Chemistry

One of the most fascinating branches of science deals with the study of matter, what it is made of, and how it works and reacts. This makes chemistry a physical science because it studies the physical materials in our world and how these materials react with each other or combine in order to create new material. It is a science that also studies processes in an attempt to understand the everyday phenomena we observe.

Chemistry has a very colorful history, going as far back as Egyptian scientists who attempted extracting and isolating materials, useful in creating weapons or in making tools for around the home. Egyptian chemists also discovered the reactions and fermentation methods that lead to the creation of alcoholic beverages. The Greeks focused on finding out what everything on earth is composed of. It was the Greeks that first named the atom. At the time they called it an indivisible unit which made up everything else. It is to these two civilizations that we owe the birth of chemistry.

The most exciting part of chemistry's history, however, is the part of its history that involves the alchemists. Scientists in pursuit of turning any metal into gold propelled many of chemistry's discoveries and methods. During this pursuit, the processes of purification were chanced upon. The discovery of various chemical substances, their characteristics and how they react were also discovered. Some of the most influential alchemists, later becoming influential chemists came from the Arab and/or Persian worlds. It was their studies that paved the way for a method that is still used today and used in all branches of science. This was the experimental method.
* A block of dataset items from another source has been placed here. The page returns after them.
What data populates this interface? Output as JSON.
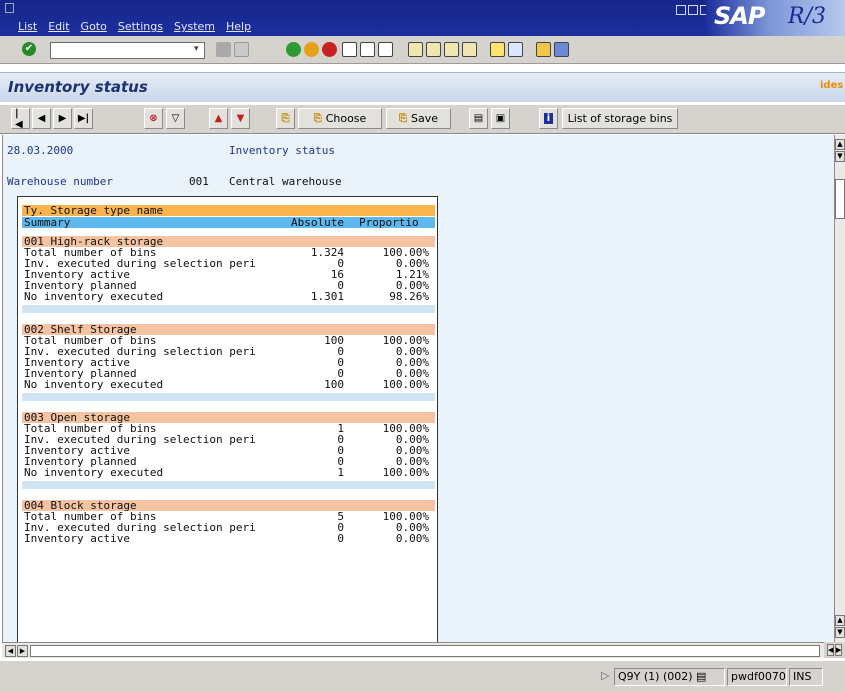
{
  "menu": [
    "List",
    "Edit",
    "Goto",
    "Settings",
    "System",
    "Help"
  ],
  "brand": {
    "logo": "SAP",
    "release": "R/3"
  },
  "command_field": {
    "value": "",
    "placeholder": ""
  },
  "title": "Inventory status",
  "corner_logo": "ides",
  "toolbar": {
    "choose": "Choose",
    "save": "Save",
    "storage_bins": "List of storage bins"
  },
  "report": {
    "date": "28.03.2000",
    "heading": "Inventory status",
    "warehouse_label": "Warehouse number",
    "warehouse_no": "001",
    "warehouse_name": "Central warehouse",
    "col_header1": "Ty. Storage type name",
    "col_header2": "Summary",
    "col_absolute": "Absolute",
    "col_proportion": "Proportio",
    "groups": [
      {
        "name": "001 High-rack storage",
        "rows": [
          {
            "label": "Total number of bins",
            "abs": "1.324",
            "pct": "100.00%"
          },
          {
            "label": "Inv. executed during selection peri",
            "abs": "0",
            "pct": "0.00%"
          },
          {
            "label": "Inventory active",
            "abs": "16",
            "pct": "1.21%"
          },
          {
            "label": "Inventory planned",
            "abs": "0",
            "pct": "0.00%"
          },
          {
            "label": "No inventory executed",
            "abs": "1.301",
            "pct": "98.26%"
          }
        ]
      },
      {
        "name": "002 Shelf Storage",
        "rows": [
          {
            "label": "Total number of bins",
            "abs": "100",
            "pct": "100.00%"
          },
          {
            "label": "Inv. executed during selection peri",
            "abs": "0",
            "pct": "0.00%"
          },
          {
            "label": "Inventory active",
            "abs": "0",
            "pct": "0.00%"
          },
          {
            "label": "Inventory planned",
            "abs": "0",
            "pct": "0.00%"
          },
          {
            "label": "No inventory executed",
            "abs": "100",
            "pct": "100.00%"
          }
        ]
      },
      {
        "name": "003 Open storage",
        "rows": [
          {
            "label": "Total number of bins",
            "abs": "1",
            "pct": "100.00%"
          },
          {
            "label": "Inv. executed during selection peri",
            "abs": "0",
            "pct": "0.00%"
          },
          {
            "label": "Inventory active",
            "abs": "0",
            "pct": "0.00%"
          },
          {
            "label": "Inventory planned",
            "abs": "0",
            "pct": "0.00%"
          },
          {
            "label": "No inventory executed",
            "abs": "1",
            "pct": "100.00%"
          }
        ]
      },
      {
        "name": "004 Block storage",
        "rows": [
          {
            "label": "Total number of bins",
            "abs": "5",
            "pct": "100.00%"
          },
          {
            "label": "Inv. executed during selection peri",
            "abs": "0",
            "pct": "0.00%"
          },
          {
            "label": "Inventory active",
            "abs": "0",
            "pct": "0.00%"
          }
        ]
      }
    ]
  },
  "status": {
    "system": "Q9Y (1) (002)",
    "server": "pwdf0070",
    "mode": "INS"
  }
}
Geber's Experimental Method

Geber was an Arab or Persian scientist who dabbled in alchemy and through his studying and discoveries, became the father of chemistry. He systematized the process of experimentation and came up with the beginnings of the scientific method that we know of today. Apart from that, he invented many of the prototypes for the laboratory instruments and tools still used in modern day chemical experiments.

His greatest contribution through the study of chemistry was propelling the manufacturing world by applying chemical processes which in turn helped our world modernize rapidly. Some of his processes are still used today in the way that he originally developed. Many of our other common and modern chemical processes are improvements taken from Geber's treatises.
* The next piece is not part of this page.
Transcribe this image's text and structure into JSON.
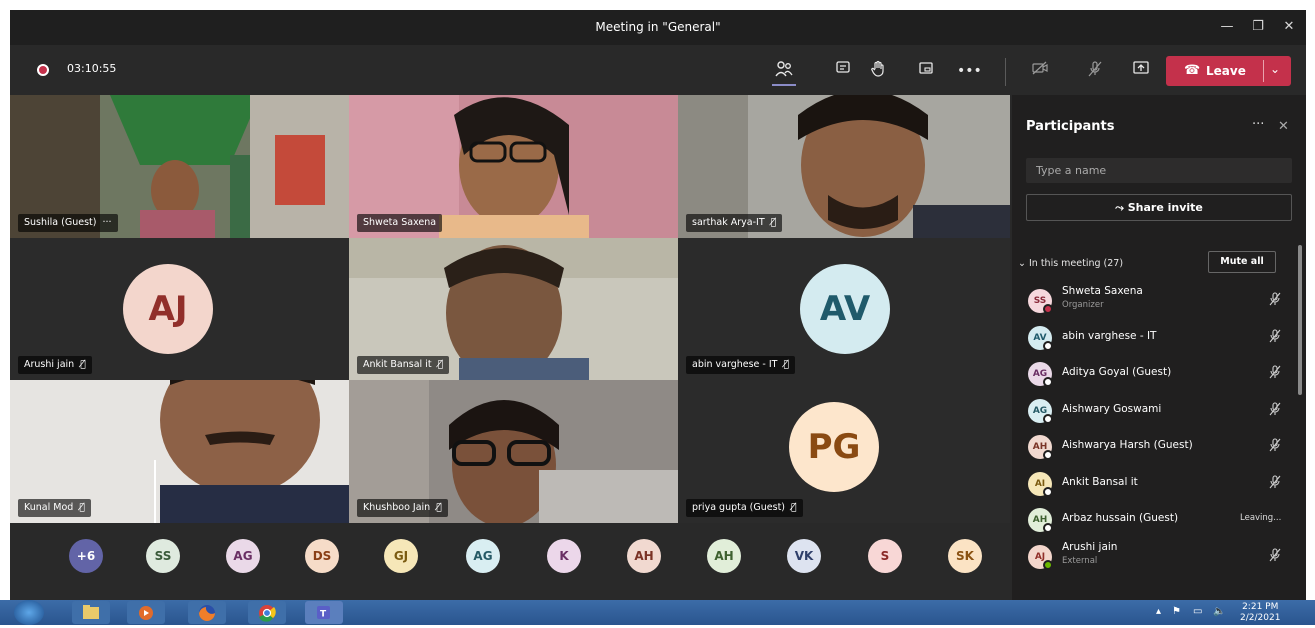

It was Geber who first found answers to his scientific questions by testing a plausible answer (hypothesis) through trial and error. He would analyze the trials made and come up with a conclusion as to whether or not his hypothesis was correct. While testing various hypotheses, Geber stumbled upon the processes of distillation and crystallization, as well as many common chemical substances. He would later use the processes he discovered in order to further his other experiments, and develop his theories. Without Geber's system, science may have taken much longer to come up with a neat method of experimentation. Though he never made the rules for the scientific method, his system of experimentation created it, and was later on mimicked by future scientists.